Flags: needinfo?(dflanagan) → needinfo?(jmercado)
Setting qawanted to check the request in comment 20.
QA Whiteboard: [QAnalyst-Triage?]
Flags: needinfo?(jmercado) → needinfo?(pcheng)
Keywords: qawanted
Confirmed that bug 1225027 has the same window as this bug.

Window for bug 1225027:

Last working
Device: Aries
BuildID: 20151030002823
Gaia: 91cac94948094cfdcd00cba5c6483e27e80cb3b0
Gecko: 1d3d17144c072d9def39480e4ad4254c6e05b375
Version: 45.0a1 (2.6 Master) 
Firmware Version: D5803_23.1.A.1.28_NCB.ftf
User Agent: Mozilla/5.0 (Mobile; rv:45.0) Gecko/45.0 Firefox/45.0

First broken
Device: Aries
BuildID: 20151030005155
Gaia: 91cac94948094cfdcd00cba5c6483e27e80cb3b0
Gecko: d3a2e391df48f1c9389bdc132eb72065442dc2db
Version: 45.0a1 (2.6 Master) 
Firmware Version: D5803_23.1.A.1.28_NCB.ftf
User Agent: Mozilla/5.0 (Mobile; rv:45.0) Gecko/45.0 Firefox/45.0
QA Whiteboard: [QAnalyst-Triage?]
Flags: needinfo?(pcheng) → needinfo?(jmercado)
Keywords: qawanted
This is the same window David.
QA Whiteboard: [QAnalyst-Triage?] → [QAnalyst-Triage+]
Flags: needinfo?(jmercado) → needinfo?(dflanagan)
It's unlikely that this bug actually has anything at all to do with downscale-during-decode or size prediction, as that code simply does not work in a way that would cause that issue. The size at which we draw an image is determined by layout, not ImageLib, and has nothing to do with the size at which the image is decoded. If the image were drawn at the correct size, but pixellated, that would point to an ImageLib bug, but that's not what's happening here. Also, DDD does not apply to layerized images right now, and the image in the reduced testcase is *probably* getting layerized.. The regression window is almost definitely misleading here.

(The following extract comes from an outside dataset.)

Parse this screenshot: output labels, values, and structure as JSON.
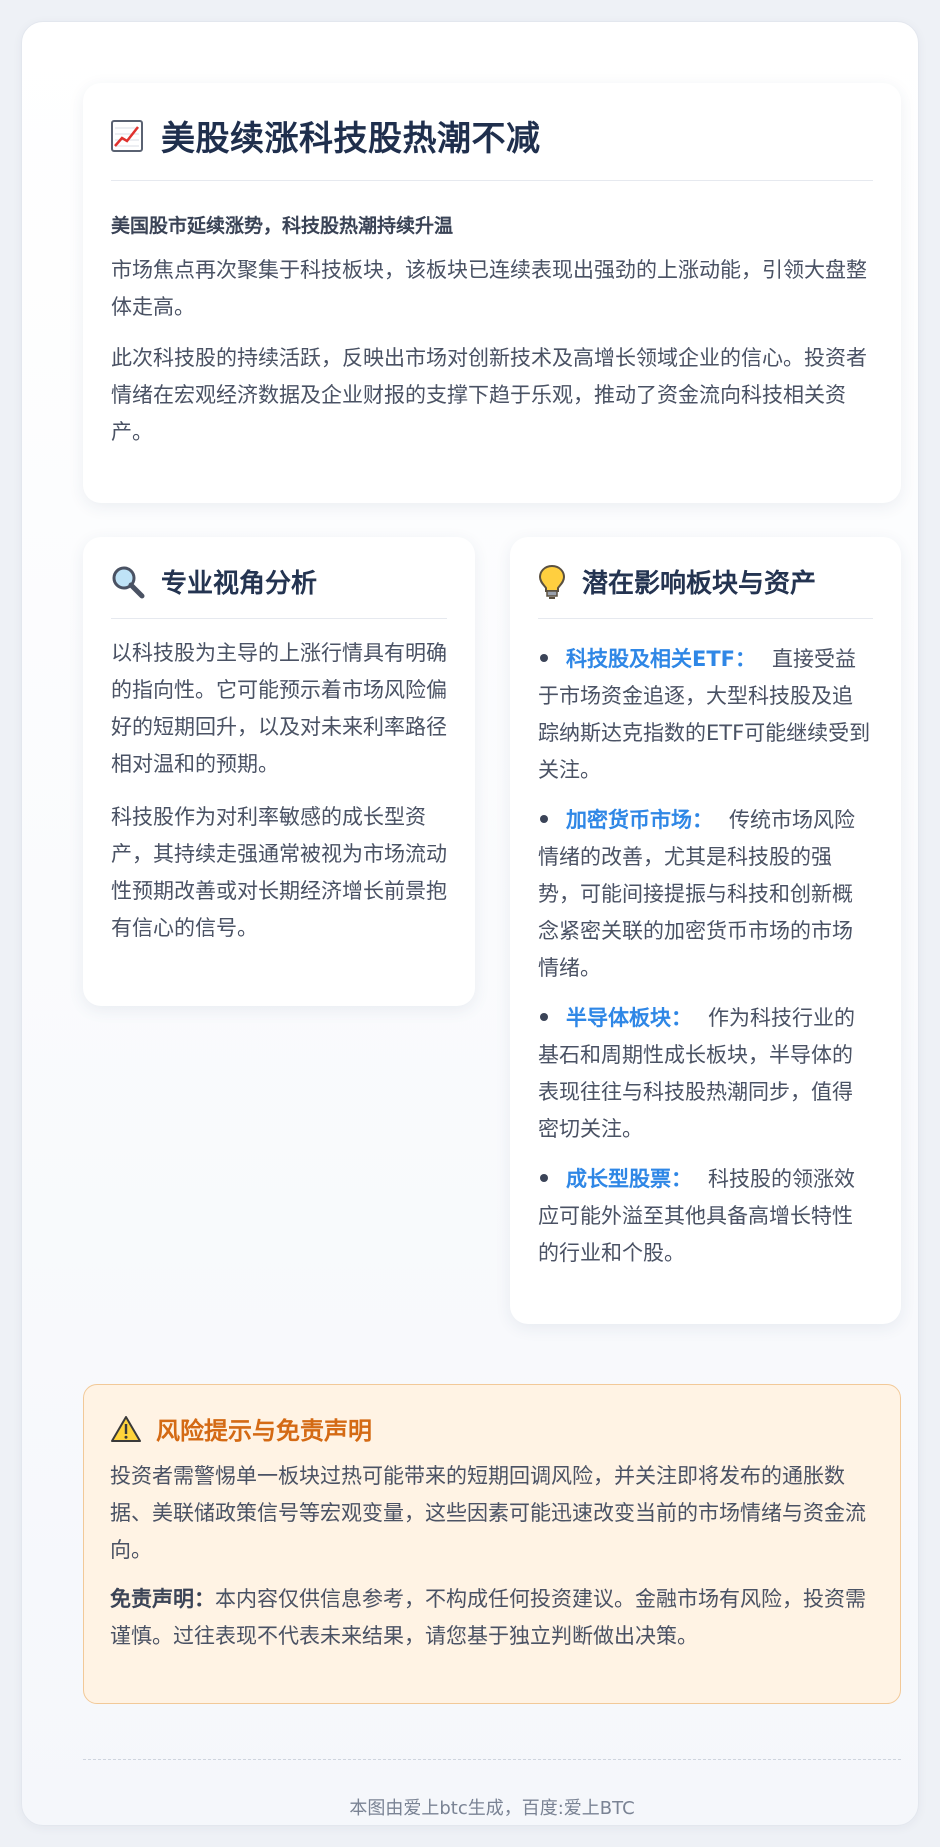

Here's what I strongly suspect is *actually* happening:

- There was an existing race condition in the CSS animation/transition code. (Or, quite possibly, in the code that paints layerized images.)
- The code in the bug identified in the regression range changed the timing of when we start decoding CSS background images; we now trigger decoding for them a little later than we did before.
- As a result, the race condition is now easy to trigger.

The fact that exactly the same code handles this stuff on every platform increases my confidence that we're looking at a race condition; it's likely that on platforms other than the Aries, things are simply fast enough that we don't trigger the race.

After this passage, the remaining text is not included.